To determine the volume of O2 required for complete combustion of 0.50L of gaseous CH4, we first need to use the balanced equation to find the stoichiometric mole ratio between CH4 and O2.

From the balanced equation:
1 mole of CH4 requires 2 moles of O2.

Since we have the volume of CH4 and want to find the volume of O2, we can use the ideal gas law equation.
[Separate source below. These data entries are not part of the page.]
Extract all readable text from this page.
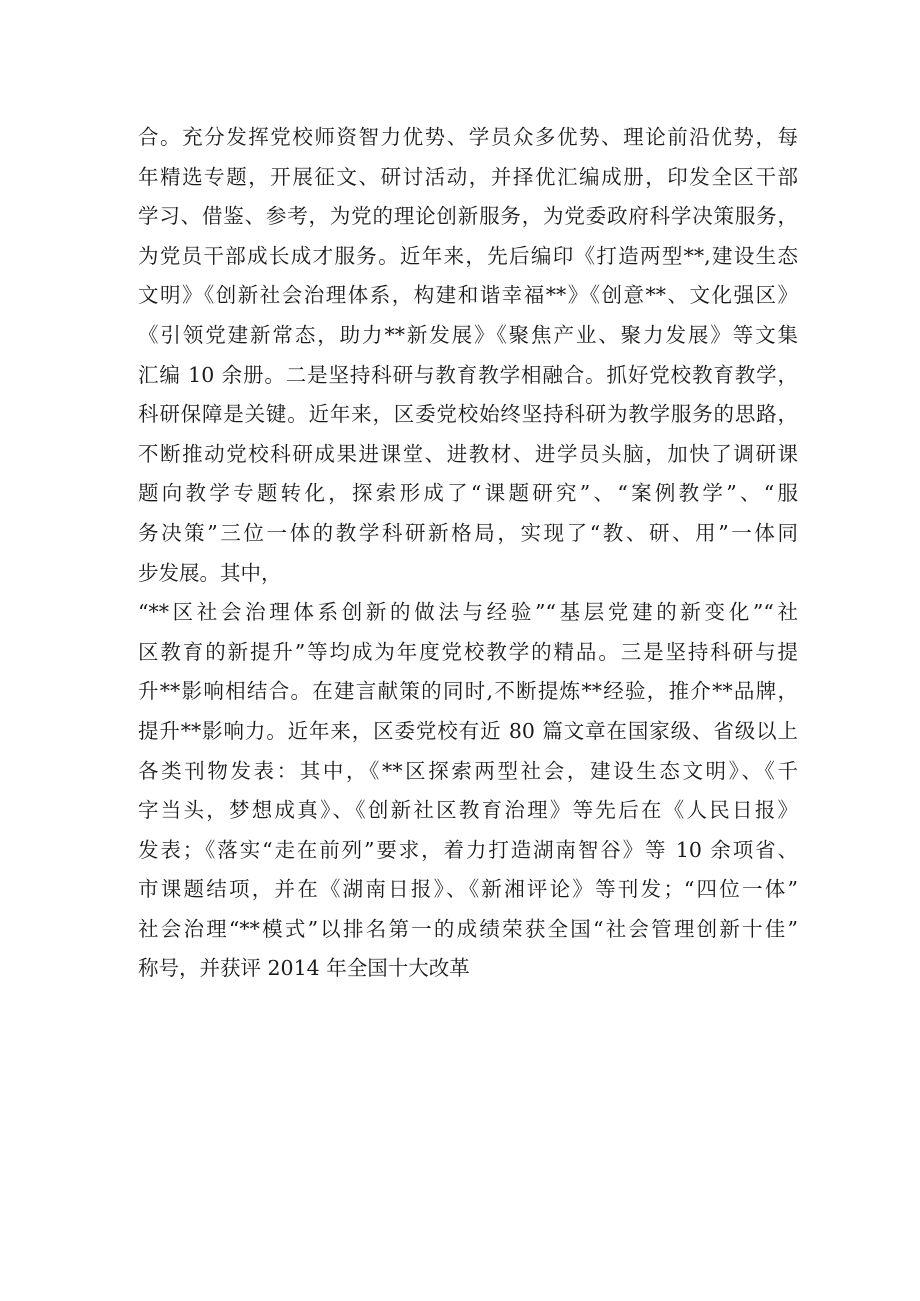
合。充分发挥党校师资智力优势、学员众多优势、理论前沿优势，每
年精选专题，开展征文、研讨活动，并择优汇编成册，印发全区干部
学习、借鉴、参考，为党的理论创新服务，为党委政府科学决策服务，
为党员干部成长成才服务。近年来，先后编印《打造两型**,建设生态
文明》《创新社会治理体系，构建和谐幸福**》《创意**、文化强区》
《引领党建新常态，助力**新发展》《聚焦产业、聚力发展》等文集
汇编 10 余册。二是坚持科研与教育教学相融合。抓好党校教育教学，
科研保障是关键。近年来，区委党校始终坚持科研为教学服务的思路，
不断推动党校科研成果进课堂、进教材、进学员头脑，加快了调研课
题向教学专题转化，探索形成了“课题研究”、“案例教学”、“服
务决策”三位一体的教学科研新格局，实现了“教、研、用”一体同
步发展。其中，
“**区社会治理体系创新的做法与经验”“基层党建的新变化”“社
区教育的新提升”等均成为年度党校教学的精品。三是坚持科研与提
升**影响相结合。在建言献策的同时,不断提炼**经验，推介**品牌，
提升**影响力。近年来，区委党校有近 80 篇文章在国家级、省级以上
各类刊物发表：其中，《**区探索两型社会，建设生态文明》、《千
字当头，梦想成真》、《创新社区教育治理》等先后在《人民日报》
发表；《落实“走在前列”要求，着力打造湖南智谷》等 10 余项省、
市课题结项，并在《湖南日报》、《新湘评论》等刊发；“四位一体”
社会治理“**模式”以排名第一的成绩荣获全国“社会管理创新十佳”
称号，并获评 2014 年全国十大改革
At STP (standard temperature and pressure), 1 mole of any gas occupies 22.4L.

0.50L of CH4 = (0.50L * 1 mol CH4) / (22.4 L/mol CH4) = 0.0223 mol CH4

To find the volume of O2 required, we can use the stoichiometric mole ratio:

0.0223 mol CH4 × (2 mol O2 / 1 mol CH4) = 0.0446 mol O2

Finally, we can convert this back to volume using the ideal gas law equation:

(0.0446 mol O2) × (22.4 L/mol O2) = 0.99824 L

Therefore, approximately 0.998 L of O2 is required for complete combustion of 0.50 L of gaseous CH4 at STP.

To find the volume of CO2 produced, we can again use the stoichiometric mole ratio from the balanced equation:

1 mole of CH4 produces 1 mole of CO2

Since we have the number of moles of CH4 (0.0223), we can directly convert this to the volume of CO2 using the ideal gas law equation:

(0.0223 mol CO2) × (22.4 L/mol CO2) = 0.5 L

Therefore, approximately 0.5 L of CO2 is produced.

You've worked more difficult problems than this. What's the trouble here?